Lorenzo continues before I can respond.
“Tonight there will be food, music, and conversation. You can spend one evening thinking about something other than production reports.”
“My mind rests perfectly well.”
“No, it doesn’t.”
I hate how easily he says it.
Mostly because he is right.
The past weeks have become numbers, formulas, security doors, and endless questions.
Even in sleep, the laboratory follows me.
Machines hum behind my eyelids.
White crystals glitter beneath fluorescent lights.
Memories refuse to stay buried.
I push the envelope back toward him.
“I don’t want to be involved.”
“You already are.”
The words land harder than either of us intended.
“That is not a reason to make it worse.”
Silence settles between us.
Finally, Lorenzo picks up the envelope.
“You can refuse.”
I blink.
“What?”
“You heard me.”
I study his face.
“You are giving me a choice?”
“Yes.”
“You are not going to order or threaten me?”
“No.”
“Remind me that I am here because you decided it?”
His jaw shifts slightly.
A tiny crack in the armour.
“No.”
I fold my arms.
“I will send a package to your room,” he says.
“I already said no.”
“I heard you.”
“Then do not send it.”
“It will be there if you change your mind.”
“I won’t.”
“Then leave it unopened.”
My patience begins to fray.
“What kind of package?”
His gaze drops briefly to the ink stain near my wrist before returning to my face.
“A package.”
I stare at him.
“What’s in it? Who chose it?”
“Someone whose profession involves making better decisions about that than I can.”

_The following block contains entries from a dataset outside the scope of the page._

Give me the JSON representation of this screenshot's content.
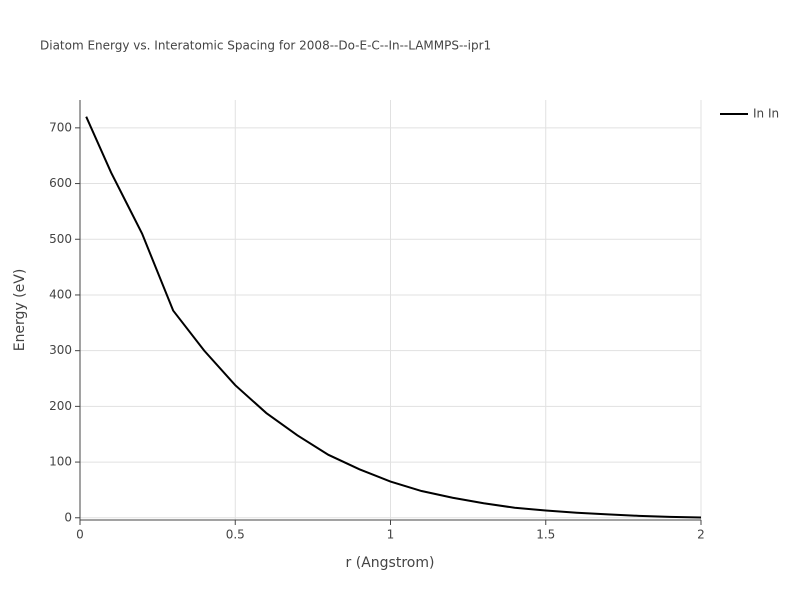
{
  "chart_data": {
    "type": "line",
    "title": "Diatom Energy vs. Interatomic Spacing for 2008--Do-E-C--In--LAMMPS--ipr1",
    "x_label": "r (Angstrom)",
    "y_label": "Energy (eV)",
    "x": [
      0.02,
      0.1,
      0.2,
      0.3,
      0.4,
      0.5,
      0.6,
      0.7,
      0.8,
      0.9,
      1.0,
      1.1,
      1.2,
      1.3,
      1.4,
      1.5,
      1.6,
      1.7,
      1.8,
      1.9,
      2.0
    ],
    "series": [
      {
        "name": "In In",
        "color": "#000000",
        "values": [
          720,
          620,
          510,
          372,
          300,
          238,
          188,
          148,
          113,
          87,
          65,
          48,
          36,
          26,
          18,
          13,
          9,
          6,
          3.5,
          1.5,
          0.5
        ]
      }
    ],
    "xlim": [
      0,
      2
    ],
    "xticks": [
      0,
      0.5,
      1,
      1.5,
      2
    ],
    "ylim": [
      -4,
      750
    ],
    "yticks": [
      0,
      100,
      200,
      300,
      400,
      500,
      600,
      700
    ],
    "grid": true,
    "legend": "right"
  }
}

The answer is irritatingly reasonable.
“Lorenzo.”
He stills when I use his name.
The reaction lasts only a moment.
“I do not want to dress up and smile for men I have never met.”
“You won’t be dressing for them.”
The reply arrives quietly.
My throat tightens.
Neither of us speaks.
I lower my gaze to the notebook.
Looking at him feels dangerous.
Lorenzo steps back first.
“If you decide to come, tell the guard outside your room.”
“And if I don’t?”
“Then you stay in your room.”
I am not certain I believe him.
Still, he places the envelope back into my hand and turns toward the corridor.
A few steps later, he stops.
Without looking at me, he speaks.
“Do not disappoint me, Victoria.”
The warmth disappears from his voice.
“I am not talking about the invitation.”
There it is.
The reminder hidden beneath every kindness.
The warning beneath every compliment.
I swallow.
“I won’t.”
His gaze returns to me.
For a moment, an emotion flickers across his face.
Gone before I can name it.
Then he walks away.
Just like that.
Leaving me alone beside the window with an envelope in my hand and a thousand thoughts I do not want.
I stare at my name written across the front in black ink.
Victoria Vitale.
The envelope feels heavier than paper should.
After a long moment, I turn and head back to the laboratory.
Work is easier than thinking.
Hours later, when I finally leave, two guards fall into step behind me.
The hallway stretches ahead.
Longer than I remember.
The envelope remains tucked beneath my arm.
I tell myself I won’t open it.
Twenty minutes later, I am still staring at the envelope.
The package is already waiting for me when I reach my suite.
A white box sits in the middle of the bed, tied with a black satin ribbon. No note. No signature.
I remain by the door for a moment, staring at it.
The sensible thing would be to leave it untouched.
The stronger thing would be to throw it out and make a point.
Instead, I close the door behind me and walk farther into the room.